Joe’s father, Adrian, currently was nowhere to be found. It wasn’t because he was an absentee father, or avoiding the happenings of Joe’s birth, but rather because he was completely overwhelmed. So instead, he passed out candy cigars to strangers on the street. There was a certain beauty in such a basic interaction: here have a cigar made from candy, and you will never have to see me again. Much less beautiful was that right before Adrian passed out a cigar, he had to push his inexpensive glasses back up against the bridge of his nose, even more than he usually did. Sweat will do that.

Millie wasn’t concerned with Adrian’s disappearance. She knew he was odd, unable to properly read social cues, logical, inflexible, and miserably anxious most of the time. He was a freak, but he was her freak. His parents had died in a car accident when he was twelve, and because of this, she knew, he would never leave her. He’d even said, when we go, we must go at the same time.

Millie knew her husband was the kind of person who would simmer in an emotion until the affect dissipated, almost the way that the horn of an approaching train builds in sound, peaks into a crescendo, and then disappears into thin air. It was like a bell curve, and Adrian, like all good accountants, understood how measurements ebbed and flowed. During Millie’s pregnancy, he had earned her trust about being a hands-on parent, something that his foster care placements had tended to be clueless about.

Meanwhile, Joe, at this point, was making no sound at all. He is going to be a good baby, Millie thought, he is going to be no trouble at all. The nursing staff was very troubled though.

Isn’t he a darling?” was all they’d say, before moving on to the next patient in the maternity ward, where their babies were all said to be beautiful, gorgeous, and handsome. There were other darlings too, all within Millie’s earshot, because no matter how unique a baby is, there are only so many adjectives one could think up during a twelve hour shift. Out of Millie’s hearing, the words, possibly brain damaged, had been spoken between some of them.

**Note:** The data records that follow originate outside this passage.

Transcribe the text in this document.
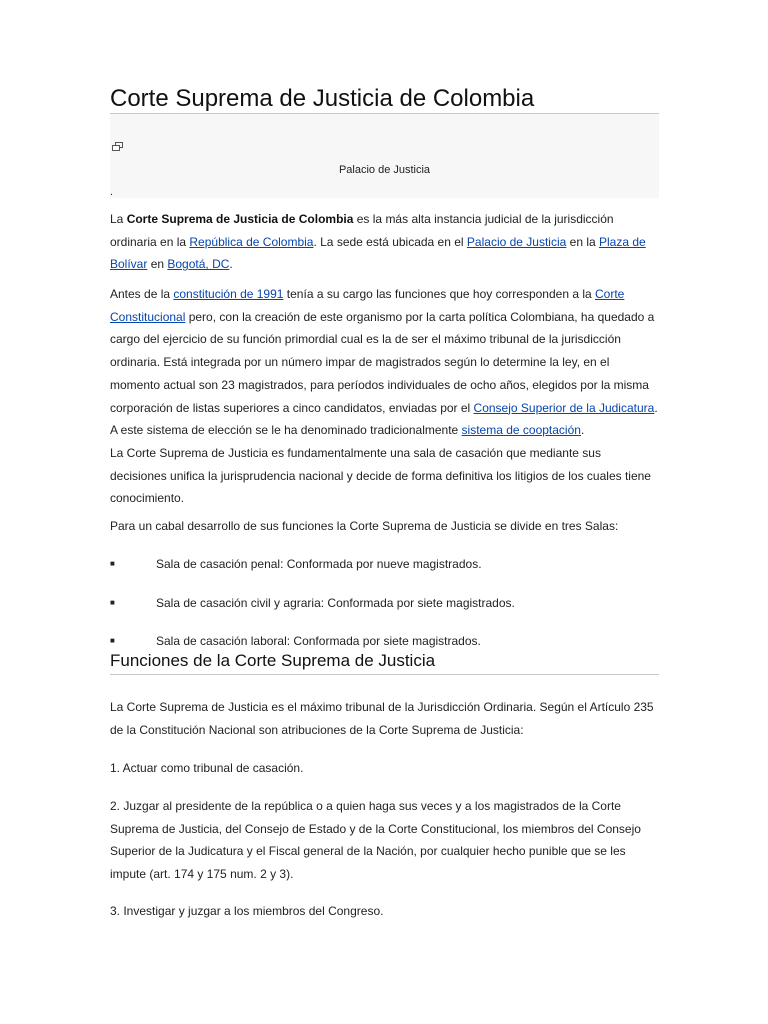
Corte Suprema de Justicia de Colombia
Palacio de Justicia
.

La Corte Suprema de Justicia de Colombia es la más alta instancia judicial de la jurisdicción ordinaria en la República de Colombia. La sede está ubicada en el Palacio de Justicia en la Plaza de Bolívar en Bogotá, DC.

Antes de la constitución de 1991 tenía a su cargo las funciones que hoy corresponden a la Corte Constitucional pero, con la creación de este organismo por la carta política Colombiana, ha quedado a cargo del ejercicio de su función primordial cual es la de ser el máximo tribunal de la jurisdicción ordinaria. Está integrada por un número impar de magistrados según lo determine la ley, en el momento actual son 23 magistrados, para períodos individuales de ocho años, elegidos por la misma corporación de listas superiores a cinco candidatos, enviadas por el Consejo Superior de la Judicatura. A este sistema de elección se le ha denominado tradicionalmente sistema de cooptación.

La Corte Suprema de Justicia es fundamentalmente una sala de casación que mediante sus decisiones unifica la jurisprudencia nacional y decide de forma definitiva los litigios de los cuales tiene conocimiento.

Para un cabal desarrollo de sus funciones la Corte Suprema de Justicia se divide en tres Salas:

■	Sala de casación penal: Conformada por nueve magistrados.
■	Sala de casación civil y agraria: Conformada por siete magistrados.
■	Sala de casación laboral: Conformada por siete magistrados.
Funciones de la Corte Suprema de Justicia

La Corte Suprema de Justicia es el máximo tribunal de la Jurisdicción Ordinaria. Según el Artículo 235 de la Constitución Nacional son atribuciones de la Corte Suprema de Justicia:

1. Actuar como tribunal de casación.

2. Juzgar al presidente de la república o a quien haga sus veces y a los magistrados de la Corte Suprema de Justicia, del Consejo de Estado y de la Corte Constitucional, los miembros del Consejo Superior de la Judicatura y el Fiscal general de la Nación, por cualquier hecho punible que se les impute (art. 174 y 175 num. 2 y 3).

3. Investigar y juzgar a los miembros del Congreso.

But Millie didn’t know that. She only knew that every baby couldn’t be darling, beautiful, gorgeous, and handsome, just like adults couldn’t all be good things. Even if someone called her beautiful, she would shape the words into the reality of her understanding. She knew she was only just tall enough, or attractive enough, to get by. She knew she blended in. This is why Millie was cynical when it came to compliments. She knew the nurses were just doing their jobs, and Joe wasn’t darling at all. The nurses obviously had to say positive things, the same way car salesmen would trumpet the only outstanding quality of a shitty car. The engine might not feel powerful, but it gets excellent gas mileage. She thought the nurses were trained to be this way, or rather, wouldn’t have jobs if they told the honest truth. Maybe Joe was the opposite of darling, but she thought he was just about perfect anyhow, so what did their opinions matter? All of these thoughts, after just having given birth, exhausted her, and she was asleep immediately after closing her eyes, and then immediately after she was assigned a hospital room.